= Farewell Rock =

Geological term for sandstones in Wales

The Farewell Rock is the name given to a series of sandstones at the boundary of the Coal Measures with the underlying Marros Group in South Wales. Once thought to be a single sandstone, it is now accepted that the same name has been applied to several different sandstones of similar age across the South Wales Coalfield. The sandstone unit known as the Farewell Rock in the Pembrokeshire Coalfield is continuous with the Cumbriense Quartzite of the main South Wales Coalfield. These are assigned to the uppermost part of the Marros Group (the former Millstone Grit Series) which is of Namurian age. In the South Wales Coalfield, the name is given to a thicker, overlying (and hence younger) sandstone unit which, though formerly assigned to the Millstone Grit Series, is now assigned to the Lower Coal Measures which are of Westphalian age.
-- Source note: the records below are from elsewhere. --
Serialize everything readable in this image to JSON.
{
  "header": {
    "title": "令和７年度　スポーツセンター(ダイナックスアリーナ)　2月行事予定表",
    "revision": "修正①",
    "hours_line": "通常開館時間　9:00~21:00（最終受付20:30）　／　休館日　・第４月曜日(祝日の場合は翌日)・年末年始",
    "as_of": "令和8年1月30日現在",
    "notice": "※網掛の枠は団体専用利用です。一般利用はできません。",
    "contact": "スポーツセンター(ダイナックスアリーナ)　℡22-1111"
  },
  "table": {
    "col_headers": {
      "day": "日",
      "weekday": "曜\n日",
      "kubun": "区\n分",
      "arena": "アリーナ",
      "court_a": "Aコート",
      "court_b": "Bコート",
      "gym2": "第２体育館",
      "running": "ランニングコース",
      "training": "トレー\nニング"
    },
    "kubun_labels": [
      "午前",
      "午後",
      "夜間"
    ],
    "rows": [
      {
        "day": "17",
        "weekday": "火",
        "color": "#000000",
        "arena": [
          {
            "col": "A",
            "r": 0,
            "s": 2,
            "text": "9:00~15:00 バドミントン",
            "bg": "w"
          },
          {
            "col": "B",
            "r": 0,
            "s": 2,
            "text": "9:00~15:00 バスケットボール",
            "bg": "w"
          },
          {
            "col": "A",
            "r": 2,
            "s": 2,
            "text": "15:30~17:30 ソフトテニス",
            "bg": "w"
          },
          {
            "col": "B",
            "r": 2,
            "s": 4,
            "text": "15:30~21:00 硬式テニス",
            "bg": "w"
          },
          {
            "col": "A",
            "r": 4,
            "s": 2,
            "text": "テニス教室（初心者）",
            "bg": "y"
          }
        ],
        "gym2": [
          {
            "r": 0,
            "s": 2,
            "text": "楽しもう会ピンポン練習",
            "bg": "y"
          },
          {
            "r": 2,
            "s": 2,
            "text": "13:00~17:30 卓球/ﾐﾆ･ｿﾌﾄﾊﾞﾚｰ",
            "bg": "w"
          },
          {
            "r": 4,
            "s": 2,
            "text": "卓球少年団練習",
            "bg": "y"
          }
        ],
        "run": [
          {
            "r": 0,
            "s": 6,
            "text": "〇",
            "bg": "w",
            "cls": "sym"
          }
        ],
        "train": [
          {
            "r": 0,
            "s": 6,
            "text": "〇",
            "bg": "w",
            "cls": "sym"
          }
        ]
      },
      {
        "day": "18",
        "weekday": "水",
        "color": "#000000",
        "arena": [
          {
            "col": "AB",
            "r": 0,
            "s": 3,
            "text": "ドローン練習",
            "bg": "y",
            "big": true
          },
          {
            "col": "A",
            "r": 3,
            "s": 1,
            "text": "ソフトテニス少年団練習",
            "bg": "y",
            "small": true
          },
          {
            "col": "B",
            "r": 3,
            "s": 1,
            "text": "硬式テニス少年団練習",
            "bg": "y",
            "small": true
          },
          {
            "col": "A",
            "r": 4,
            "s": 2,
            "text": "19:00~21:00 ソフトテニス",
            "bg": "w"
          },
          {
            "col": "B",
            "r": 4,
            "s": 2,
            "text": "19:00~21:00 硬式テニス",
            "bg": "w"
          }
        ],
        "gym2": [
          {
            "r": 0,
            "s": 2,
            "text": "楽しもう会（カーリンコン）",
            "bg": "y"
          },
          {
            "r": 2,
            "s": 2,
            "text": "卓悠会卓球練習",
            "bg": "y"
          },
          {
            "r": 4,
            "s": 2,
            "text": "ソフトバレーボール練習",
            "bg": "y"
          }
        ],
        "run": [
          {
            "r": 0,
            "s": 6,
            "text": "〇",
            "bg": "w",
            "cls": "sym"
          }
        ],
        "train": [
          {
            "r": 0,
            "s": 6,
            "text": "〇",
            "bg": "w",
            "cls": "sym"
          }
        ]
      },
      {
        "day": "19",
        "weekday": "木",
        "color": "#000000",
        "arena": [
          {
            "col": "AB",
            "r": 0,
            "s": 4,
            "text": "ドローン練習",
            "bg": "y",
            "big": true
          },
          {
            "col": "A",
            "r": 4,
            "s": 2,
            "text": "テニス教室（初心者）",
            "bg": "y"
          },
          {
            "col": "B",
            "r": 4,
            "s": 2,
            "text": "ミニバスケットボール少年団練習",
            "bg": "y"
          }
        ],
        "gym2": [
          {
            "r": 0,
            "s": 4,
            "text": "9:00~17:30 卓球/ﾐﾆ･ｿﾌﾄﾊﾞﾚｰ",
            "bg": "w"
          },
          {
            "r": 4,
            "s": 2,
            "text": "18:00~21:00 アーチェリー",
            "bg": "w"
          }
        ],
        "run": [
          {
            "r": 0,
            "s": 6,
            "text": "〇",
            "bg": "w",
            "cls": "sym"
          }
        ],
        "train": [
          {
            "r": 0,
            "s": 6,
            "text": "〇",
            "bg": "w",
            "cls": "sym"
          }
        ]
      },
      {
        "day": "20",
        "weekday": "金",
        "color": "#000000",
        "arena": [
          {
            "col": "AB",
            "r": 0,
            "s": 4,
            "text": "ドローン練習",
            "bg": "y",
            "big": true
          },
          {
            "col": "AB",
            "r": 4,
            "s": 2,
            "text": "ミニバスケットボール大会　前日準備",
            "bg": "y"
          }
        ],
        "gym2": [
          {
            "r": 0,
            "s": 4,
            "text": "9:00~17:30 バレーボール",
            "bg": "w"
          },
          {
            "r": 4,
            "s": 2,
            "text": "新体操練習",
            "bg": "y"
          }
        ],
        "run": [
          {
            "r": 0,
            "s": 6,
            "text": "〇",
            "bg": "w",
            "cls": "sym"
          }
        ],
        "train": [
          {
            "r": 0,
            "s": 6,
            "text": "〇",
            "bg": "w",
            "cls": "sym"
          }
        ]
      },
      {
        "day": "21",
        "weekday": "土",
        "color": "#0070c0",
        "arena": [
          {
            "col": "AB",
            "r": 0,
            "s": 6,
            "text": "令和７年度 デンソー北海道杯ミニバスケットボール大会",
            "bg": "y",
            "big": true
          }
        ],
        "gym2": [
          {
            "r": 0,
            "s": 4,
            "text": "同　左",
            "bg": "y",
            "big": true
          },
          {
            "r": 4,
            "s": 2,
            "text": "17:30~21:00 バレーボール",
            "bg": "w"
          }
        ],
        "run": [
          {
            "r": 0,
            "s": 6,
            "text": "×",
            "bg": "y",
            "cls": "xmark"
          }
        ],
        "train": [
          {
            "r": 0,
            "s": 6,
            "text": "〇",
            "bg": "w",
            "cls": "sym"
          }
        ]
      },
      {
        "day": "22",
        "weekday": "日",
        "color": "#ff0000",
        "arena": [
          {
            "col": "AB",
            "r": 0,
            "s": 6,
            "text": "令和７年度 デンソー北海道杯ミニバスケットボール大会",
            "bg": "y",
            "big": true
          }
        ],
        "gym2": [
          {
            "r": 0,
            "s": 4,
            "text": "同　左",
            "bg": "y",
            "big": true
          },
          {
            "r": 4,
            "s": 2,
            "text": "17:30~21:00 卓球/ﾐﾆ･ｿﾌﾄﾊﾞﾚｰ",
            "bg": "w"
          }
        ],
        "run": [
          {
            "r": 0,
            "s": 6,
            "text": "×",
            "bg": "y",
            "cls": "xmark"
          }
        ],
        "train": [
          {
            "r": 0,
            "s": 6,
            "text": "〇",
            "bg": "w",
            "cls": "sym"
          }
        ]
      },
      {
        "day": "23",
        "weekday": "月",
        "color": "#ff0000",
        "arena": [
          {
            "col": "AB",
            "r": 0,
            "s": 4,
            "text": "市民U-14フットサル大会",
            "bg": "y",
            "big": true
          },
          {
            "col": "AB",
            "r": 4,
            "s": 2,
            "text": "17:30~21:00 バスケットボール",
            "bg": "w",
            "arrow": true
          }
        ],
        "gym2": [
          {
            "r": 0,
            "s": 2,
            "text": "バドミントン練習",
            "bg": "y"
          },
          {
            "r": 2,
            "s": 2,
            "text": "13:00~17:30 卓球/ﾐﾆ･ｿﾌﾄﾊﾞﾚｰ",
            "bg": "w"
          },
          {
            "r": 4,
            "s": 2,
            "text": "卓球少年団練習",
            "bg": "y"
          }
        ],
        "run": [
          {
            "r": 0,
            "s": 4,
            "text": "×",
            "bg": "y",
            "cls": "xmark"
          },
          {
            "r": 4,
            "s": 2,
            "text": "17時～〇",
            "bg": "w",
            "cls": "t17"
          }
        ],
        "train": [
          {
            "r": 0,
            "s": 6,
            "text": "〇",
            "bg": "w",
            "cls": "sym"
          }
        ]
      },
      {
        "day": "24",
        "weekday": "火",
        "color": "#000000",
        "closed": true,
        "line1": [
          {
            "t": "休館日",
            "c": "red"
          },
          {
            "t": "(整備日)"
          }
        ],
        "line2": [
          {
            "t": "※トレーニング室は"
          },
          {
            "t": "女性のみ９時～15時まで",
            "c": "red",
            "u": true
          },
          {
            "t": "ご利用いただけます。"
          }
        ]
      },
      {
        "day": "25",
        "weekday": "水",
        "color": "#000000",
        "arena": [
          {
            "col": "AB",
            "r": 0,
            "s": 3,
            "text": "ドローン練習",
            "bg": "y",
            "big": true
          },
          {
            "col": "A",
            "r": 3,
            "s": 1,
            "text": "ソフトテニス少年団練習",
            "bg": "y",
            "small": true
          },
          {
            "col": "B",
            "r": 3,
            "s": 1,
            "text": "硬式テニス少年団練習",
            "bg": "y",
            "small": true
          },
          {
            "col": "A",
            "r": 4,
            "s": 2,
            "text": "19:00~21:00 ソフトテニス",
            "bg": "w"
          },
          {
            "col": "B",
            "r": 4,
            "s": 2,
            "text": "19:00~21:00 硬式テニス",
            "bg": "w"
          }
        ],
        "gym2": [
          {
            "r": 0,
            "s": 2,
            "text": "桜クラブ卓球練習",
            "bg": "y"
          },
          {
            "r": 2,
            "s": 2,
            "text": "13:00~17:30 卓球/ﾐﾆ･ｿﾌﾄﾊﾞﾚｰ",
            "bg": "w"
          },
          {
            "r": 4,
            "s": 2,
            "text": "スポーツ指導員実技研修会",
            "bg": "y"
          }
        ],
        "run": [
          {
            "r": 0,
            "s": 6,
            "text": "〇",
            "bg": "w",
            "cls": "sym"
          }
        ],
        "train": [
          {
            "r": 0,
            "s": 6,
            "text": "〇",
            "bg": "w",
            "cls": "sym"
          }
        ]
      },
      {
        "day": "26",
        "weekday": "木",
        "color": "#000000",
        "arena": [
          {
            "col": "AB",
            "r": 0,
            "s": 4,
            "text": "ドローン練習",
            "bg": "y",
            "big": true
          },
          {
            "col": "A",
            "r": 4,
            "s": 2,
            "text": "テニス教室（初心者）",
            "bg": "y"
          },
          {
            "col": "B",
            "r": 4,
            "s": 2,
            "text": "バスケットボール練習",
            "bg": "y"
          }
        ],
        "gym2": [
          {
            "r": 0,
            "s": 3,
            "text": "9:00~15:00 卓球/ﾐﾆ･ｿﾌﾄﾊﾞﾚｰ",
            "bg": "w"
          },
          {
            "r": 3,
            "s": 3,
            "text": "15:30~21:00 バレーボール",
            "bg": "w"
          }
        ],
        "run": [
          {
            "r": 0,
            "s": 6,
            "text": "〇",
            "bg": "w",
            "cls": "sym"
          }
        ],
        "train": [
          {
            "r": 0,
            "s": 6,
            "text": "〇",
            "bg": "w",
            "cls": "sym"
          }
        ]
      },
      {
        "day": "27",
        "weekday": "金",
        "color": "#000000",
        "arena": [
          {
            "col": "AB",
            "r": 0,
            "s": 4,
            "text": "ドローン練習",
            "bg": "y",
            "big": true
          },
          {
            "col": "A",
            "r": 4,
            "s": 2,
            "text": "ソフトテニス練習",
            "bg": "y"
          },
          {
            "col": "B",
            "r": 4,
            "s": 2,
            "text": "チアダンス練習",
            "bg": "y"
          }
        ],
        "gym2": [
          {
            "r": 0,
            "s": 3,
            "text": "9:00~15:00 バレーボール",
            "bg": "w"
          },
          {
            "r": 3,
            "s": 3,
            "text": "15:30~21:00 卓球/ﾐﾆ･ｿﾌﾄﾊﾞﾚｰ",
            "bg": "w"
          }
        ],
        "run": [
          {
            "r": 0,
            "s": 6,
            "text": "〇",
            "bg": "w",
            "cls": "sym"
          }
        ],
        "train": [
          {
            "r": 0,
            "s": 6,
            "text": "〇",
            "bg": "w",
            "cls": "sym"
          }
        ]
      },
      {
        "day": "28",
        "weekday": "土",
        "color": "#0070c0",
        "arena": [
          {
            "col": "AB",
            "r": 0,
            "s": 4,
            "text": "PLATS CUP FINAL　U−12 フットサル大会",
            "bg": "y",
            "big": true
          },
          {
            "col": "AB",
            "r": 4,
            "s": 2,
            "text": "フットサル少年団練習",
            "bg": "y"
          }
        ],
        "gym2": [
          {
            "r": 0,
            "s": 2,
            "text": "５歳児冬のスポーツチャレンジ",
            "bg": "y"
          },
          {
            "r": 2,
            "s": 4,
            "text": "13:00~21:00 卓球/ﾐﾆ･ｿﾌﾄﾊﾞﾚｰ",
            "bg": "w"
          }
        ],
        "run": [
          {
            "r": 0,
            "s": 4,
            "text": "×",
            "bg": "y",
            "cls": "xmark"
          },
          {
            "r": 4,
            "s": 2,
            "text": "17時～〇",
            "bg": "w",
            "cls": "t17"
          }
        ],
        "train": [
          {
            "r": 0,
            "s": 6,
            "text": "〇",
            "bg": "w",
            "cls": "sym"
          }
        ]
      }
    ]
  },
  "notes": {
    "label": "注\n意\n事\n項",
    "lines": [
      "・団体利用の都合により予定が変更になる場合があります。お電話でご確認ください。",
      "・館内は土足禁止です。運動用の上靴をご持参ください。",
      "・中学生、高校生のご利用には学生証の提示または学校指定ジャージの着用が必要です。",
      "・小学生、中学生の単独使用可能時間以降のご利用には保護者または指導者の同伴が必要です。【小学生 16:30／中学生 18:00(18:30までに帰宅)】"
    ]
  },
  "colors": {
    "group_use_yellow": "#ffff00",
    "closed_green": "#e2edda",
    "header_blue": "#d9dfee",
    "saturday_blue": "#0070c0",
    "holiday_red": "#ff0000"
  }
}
The name is said to have been coined by ironstone miners who once worked the siderite deposits which stratigraphically overlie this rock unit. Digging beyond i.e. deeper than this bed would yield no further iron ore and so, on reaching it, they could bid a 'farewell' to further riches. The name was subsequently adopted by colliers in search of coal which occurs in the same Coal Measures strata. The Farewell Rock has itself been worked for the production of refractory bricks, the high purity of the sandstone (over 98% silica) being suitable for this purpose.